Petersen has been working under the auspices of UVM since 1997, bringing the prestige — and the lively debate — to the campus and the classroom. Heckenberger has now left the Central Amazon Project to concentrate on the Upper Xingu, where Petersen joins him when he can.

“Jim and I are close personal friends with a long, long professional relationship,” says Heckenberger. “To some degree we are always mutually entangled in each other’s work.”

The passion that keeps them both going is the chance to get to know contemporary indigenous people, to witness their ceremonies and study their culture up close. It is the rare privilege of the archeologist working in the Western Hemisphere. Petersen credits Heckenberger for presenting him with the opportunity to gain insight into the past by observing how Amerindians in the Amazon live today. “I know it’s not exactly like their prehistoric predecessors,” he says, “but I can use that information to envision snapshots of what life was like.”

In return, Petersen and Heckenberger say, they do what they can to make native life easier, taking cues from the tribal chief about how much of the outside world to introduce.
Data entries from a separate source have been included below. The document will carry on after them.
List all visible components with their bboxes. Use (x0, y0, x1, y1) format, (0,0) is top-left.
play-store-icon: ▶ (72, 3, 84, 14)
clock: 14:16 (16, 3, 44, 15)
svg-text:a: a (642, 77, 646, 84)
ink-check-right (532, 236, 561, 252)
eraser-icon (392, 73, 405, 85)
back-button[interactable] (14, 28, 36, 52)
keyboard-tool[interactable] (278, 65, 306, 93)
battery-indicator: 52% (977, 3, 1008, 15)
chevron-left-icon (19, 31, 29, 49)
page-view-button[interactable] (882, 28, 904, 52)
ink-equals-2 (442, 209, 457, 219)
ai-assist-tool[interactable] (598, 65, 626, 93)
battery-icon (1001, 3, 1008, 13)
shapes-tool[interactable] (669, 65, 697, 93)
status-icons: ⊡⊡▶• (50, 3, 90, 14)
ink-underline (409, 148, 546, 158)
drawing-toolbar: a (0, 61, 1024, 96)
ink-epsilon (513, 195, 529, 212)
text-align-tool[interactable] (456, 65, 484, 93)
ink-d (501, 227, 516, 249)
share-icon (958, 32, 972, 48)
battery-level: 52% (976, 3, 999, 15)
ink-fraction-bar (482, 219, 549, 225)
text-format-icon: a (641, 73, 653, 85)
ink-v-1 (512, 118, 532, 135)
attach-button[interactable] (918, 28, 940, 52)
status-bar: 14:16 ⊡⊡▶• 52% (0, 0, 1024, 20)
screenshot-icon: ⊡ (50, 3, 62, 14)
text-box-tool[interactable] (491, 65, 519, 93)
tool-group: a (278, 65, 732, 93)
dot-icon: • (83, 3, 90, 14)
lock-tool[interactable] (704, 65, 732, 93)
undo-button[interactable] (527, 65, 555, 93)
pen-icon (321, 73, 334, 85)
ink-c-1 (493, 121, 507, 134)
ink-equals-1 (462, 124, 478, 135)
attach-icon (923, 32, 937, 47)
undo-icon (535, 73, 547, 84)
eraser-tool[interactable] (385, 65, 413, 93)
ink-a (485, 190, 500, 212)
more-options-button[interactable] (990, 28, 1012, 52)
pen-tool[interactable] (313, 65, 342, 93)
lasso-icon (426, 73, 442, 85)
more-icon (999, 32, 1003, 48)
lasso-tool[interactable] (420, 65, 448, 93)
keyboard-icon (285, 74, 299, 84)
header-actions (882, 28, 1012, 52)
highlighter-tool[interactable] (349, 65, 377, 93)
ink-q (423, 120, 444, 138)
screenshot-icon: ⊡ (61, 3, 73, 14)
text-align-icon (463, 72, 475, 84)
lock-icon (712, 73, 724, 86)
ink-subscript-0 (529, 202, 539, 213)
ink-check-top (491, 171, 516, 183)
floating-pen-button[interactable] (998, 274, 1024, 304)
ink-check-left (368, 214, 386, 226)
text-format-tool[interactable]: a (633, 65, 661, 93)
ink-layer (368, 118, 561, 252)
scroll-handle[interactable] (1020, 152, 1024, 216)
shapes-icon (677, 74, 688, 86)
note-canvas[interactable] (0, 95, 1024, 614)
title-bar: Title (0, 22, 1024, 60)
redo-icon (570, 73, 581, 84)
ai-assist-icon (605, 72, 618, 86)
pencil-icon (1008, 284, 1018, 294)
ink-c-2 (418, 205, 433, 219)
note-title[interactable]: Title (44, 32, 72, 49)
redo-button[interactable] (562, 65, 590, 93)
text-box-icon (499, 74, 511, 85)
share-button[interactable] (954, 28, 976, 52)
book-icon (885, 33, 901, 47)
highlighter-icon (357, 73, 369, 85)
They bring gifts of a flashlight, a bicycle, a motorboat. And they tell the truth about these people’s history.

“To get the story right, that’s my motive,” says Petersen. “I work in the Amazon as part of a broader effort like I do here in North America, in New England, the Caribbean and wherever else I work, to see the correct story told. That we don't underestimate the degree of sophistication, the degree of elaboration, the degree of complexity of the native people.”

The impact of that goes beyond what we teach our kids in the fourth grade. Particularly for Heckenberger, who is spending increasing amounts of his time working on human rights issues, he believes the archeology becomes meaningful when indigenous people can appropriate it as a means of understanding their own history and protecting their land. It also has significant implications for the environmental movement, he says. Recognizing that the Amazon is, at least in part, a human construction is important for understanding biodiversity, conservation, even the question of what nature is.

“What gets me out of bed in the morning,” Heckenberger says, “is the belief that this is going to contribute to something more than just academic discourse. I love academia, but we all hope we can make some contribution to the greater good. In the Amazon, that’s not an unrealistic hope.”

So two archeologists dig up the past to move humanity forward. As Petersen says of his epiphany moment, “I got extremely excited and I was reminded of this: it’s not just a cold-hearted science but rather it’s the science of people.”